Mientras don Ernesto saboreaba una fría cerveza, los recuerdos
llegaban a su mente como una cascada de aguas bravas, golpeando
sin piedad su pensamiento, que por muchos años se mantuvo
protegido detrás de las oscuras paredes del olvido. Sus memorias
escondidas salieron a la luz gracias a la foto que su padre tomó del
pueblo donde ambos nacieron y que colgaba de aquella pared como
esperando pacientemente ser descubierta. Dejó el tarro de su bebida
sobre la mesa y fue hasta el retrato con pasos lentos.
Sin quitar la vista de aquella imagen, recordó a un par de flamenco
en el lago del pueblo y en seguida, sumente se tiñó de rojo. Sacudió
con fuerza la cabeza, tratando así de alejar tal imagen. Lejos de
lograrlo, miró un hacha escurriendo sangre. Cerró los ojos con fuerza
y se vio jugando en el patio de la casa de sus padres con la misma
hacha. Debido a la escasez de recursos económicos, no tenía un palo
para jugar golf, así que el hacha le servía para jugar.

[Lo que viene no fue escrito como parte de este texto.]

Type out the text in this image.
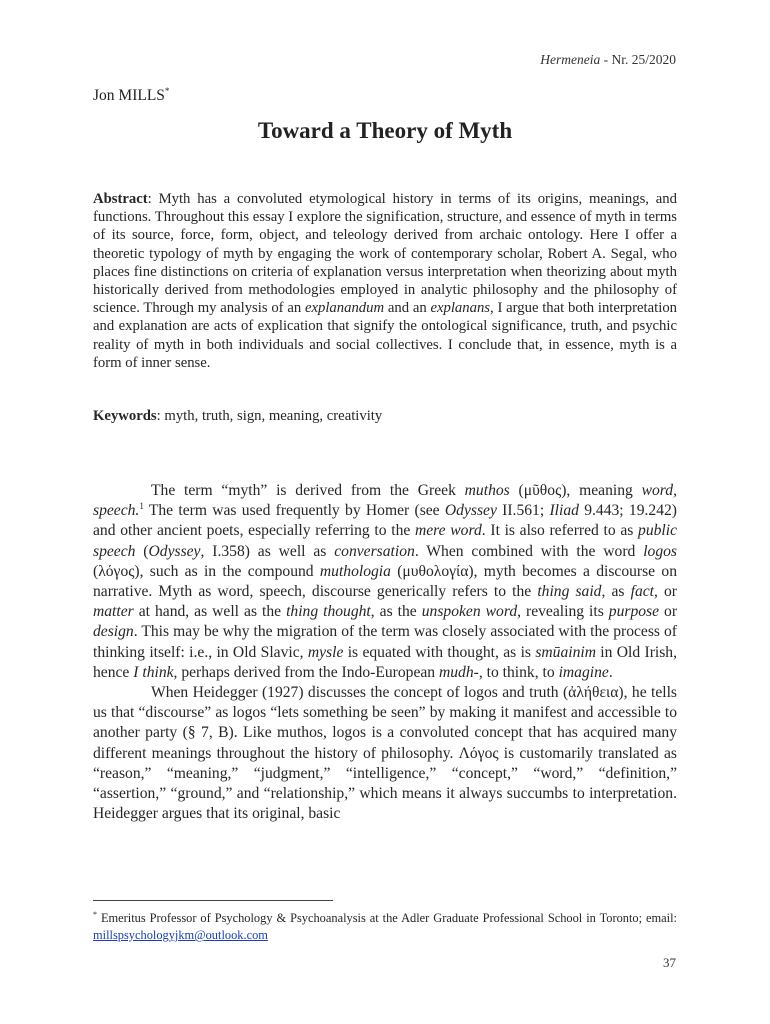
Hermeneia - Nr. 25/2020
Jon MILLS*
Toward a Theory of Myth
Abstract: Myth has a convoluted etymological history in terms of its origins, meanings, and functions. Throughout this essay I explore the signification, structure, and essence of myth in terms of its source, force, form, object, and teleology derived from archaic ontology. Here I offer a theoretic typology of myth by engaging the work of contemporary scholar, Robert A. Segal, who places fine distinctions on criteria of explanation versus interpretation when theorizing about myth historically derived from methodologies employed in analytic philosophy and the philosophy of science. Through my analysis of an explanandum and an explanans, I argue that both interpretation and explanation are acts of explication that signify the ontological significance, truth, and psychic reality of myth in both individuals and social collectives. I conclude that, in essence, myth is a form of inner sense.
Keywords: myth, truth, sign, meaning, creativity

The term “myth” is derived from the Greek muthos (μῦθος), meaning word, speech.$^1$ The term was used frequently by Homer (see Odyssey II.561; Iliad 9.443; 19.242) and other ancient poets, especially referring to the mere word. It is also referred to as public speech (Odyssey, I.358) as well as conversation. When combined with the word logos (λόγος), such as in the compound muthologia (μυθολογία), myth becomes a discourse on narrative. Myth as word, speech, discourse generically refers to the thing said, as fact, or matter at hand, as well as the thing thought, as the unspoken word, revealing its purpose or design. This may be why the migration of the term was closely associated with the process of thinking itself: i.e., in Old Slavic, mysle is equated with thought, as is smūainim in Old Irish, hence I think, perhaps derived from the Indo-European mudh-, to think, to imagine.

When Heidegger (1927) discusses the concept of logos and truth (ἀλήθεια), he tells us that “discourse” as logos “lets something be seen” by making it manifest and accessible to another party (§ 7, B). Like muthos, logos is a convoluted concept that has acquired many different meanings throughout the history of philosophy. Λόγος is customarily translated as “reason,” “meaning,” “judgment,” “intelligence,” “concept,” “word,” “definition,” “assertion,” “ground,” and “relationship,” which means it always succumbs to interpretation. Heidegger argues that its original, basic

* Emeritus Professor of Psychology & Psychoanalysis at the Adler Graduate Professional School in Toronto; email: millspsychologyjkm@outlook.com
37
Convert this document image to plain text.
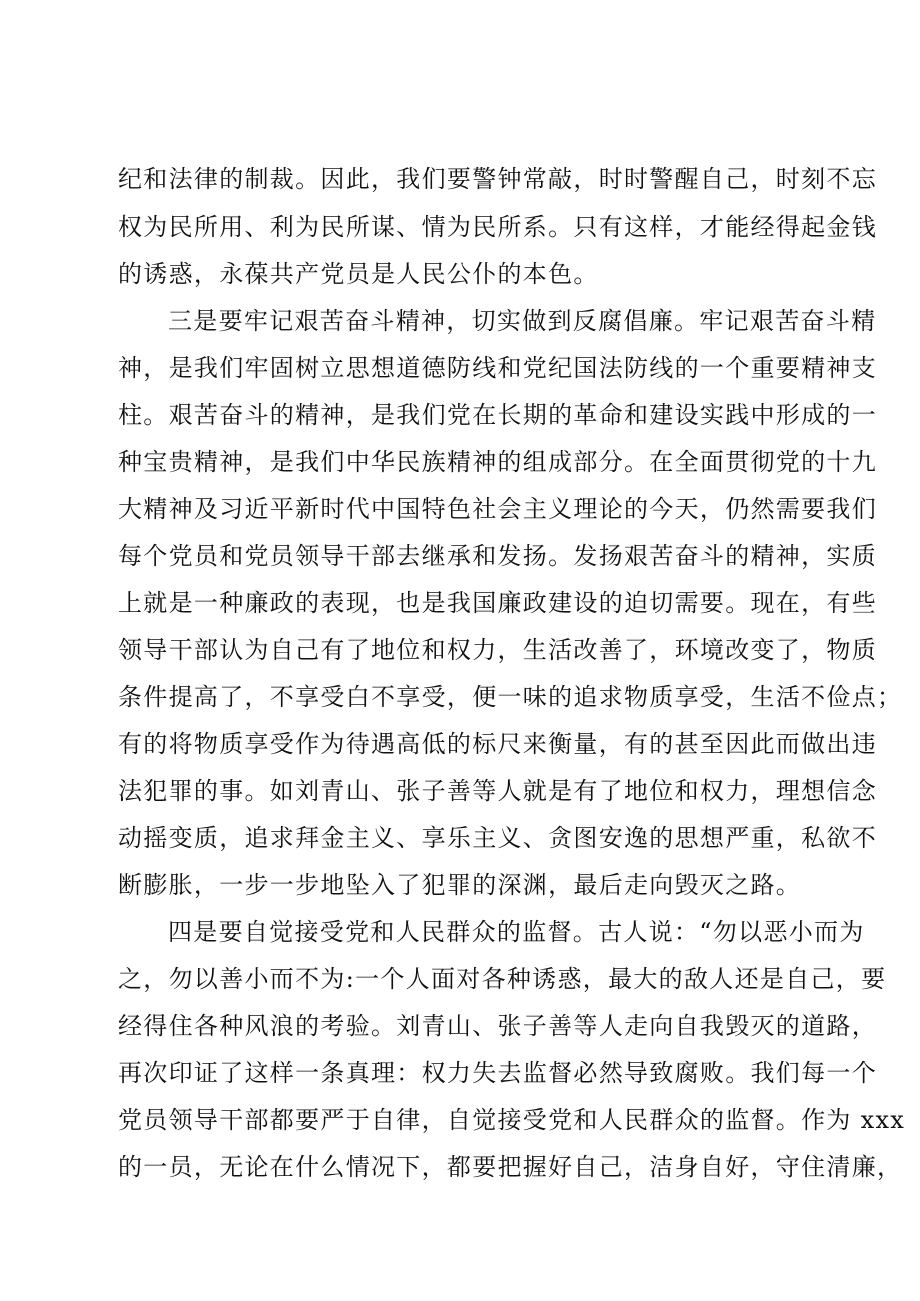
纪和法律的制裁。因此，我们要警钟常敲，时时警醒自己，时刻不忘
权为民所用、利为民所谋、情为民所系。只有这样，才能经得起金钱
的诱惑，永葆共产党员是人民公仆的本色。
三是要牢记艰苦奋斗精神，切实做到反腐倡廉。牢记艰苦奋斗精
神，是我们牢固树立思想道德防线和党纪国法防线的一个重要精神支
柱。艰苦奋斗的精神，是我们党在长期的革命和建设实践中形成的一
种宝贵精神，是我们中华民族精神的组成部分。在全面贯彻党的十九
大精神及习近平新时代中国特色社会主义理论的今天，仍然需要我们
每个党员和党员领导干部去继承和发扬。发扬艰苦奋斗的精神，实质
上就是一种廉政的表现，也是我国廉政建设的迫切需要。现在，有些
领导干部认为自己有了地位和权力，生活改善了，环境改变了，物质
条件提高了，不享受白不享受，便一味的追求物质享受，生活不俭点；
有的将物质享受作为待遇高低的标尺来衡量，有的甚至因此而做出违
法犯罪的事。如刘青山、张子善等人就是有了地位和权力，理想信念
动摇变质，追求拜金主义、享乐主义、贪图安逸的思想严重，私欲不
断膨胀，一步一步地坠入了犯罪的深渊，最后走向毁灭之路。
四是要自觉接受党和人民群众的监督。古人说：“勿以恶小而为
之，勿以善小而不为:一个人面对各种诱惑，最大的敌人还是自己，要
经得住各种风浪的考验。刘青山、张子善等人走向自我毁灭的道路，
再次印证了这样一条真理：权力失去监督必然导致腐败。我们每一个
党员领导干部都要严于自律，自觉接受党和人民群众的监督。作为 xxx
的一员，无论在什么情况下，都要把握好自己，洁身自好，守住清廉，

Sonrió al recordar aquello, pero rápidamente su rostro se tensó
cuando un niño pequeñito, de dos años cuando mucho, llegó hasta su
cabeza. Recordó sentir rabia y odio contra el pequeño, porque
gozaba de todo. Su madre le compraba ropa linda y nueva y muhos
juguetes. Ernesto, a pesar de tener varios años más, no lograba
entender la diferencia entre el bebé y él. Mientras recordaba todas
esas sensaciones, su cuerpo se estremeció del tal foma, que le
provocó pegar un brinco... Sangre, mucha sangre apareció frente a
sus recuerdos. En un acto de rabia, descargó varios golpes con el
hacha sobre la cabeza del niño. Luego, con toda la sangre fría, llevó
el cuerpecito hasta un campo de amapolas y ahí lo enterró.
Don Ernesto suspiró hondamente, regresó a la mesa por su cerveza,
se la bebió de un jalón y se alejó de aquella casa y de aquel pueblo,
tratando de volver a olvidar nuevamente su secreto, siguiendo con la
vida de un hombre decente con la conciencia tranquila.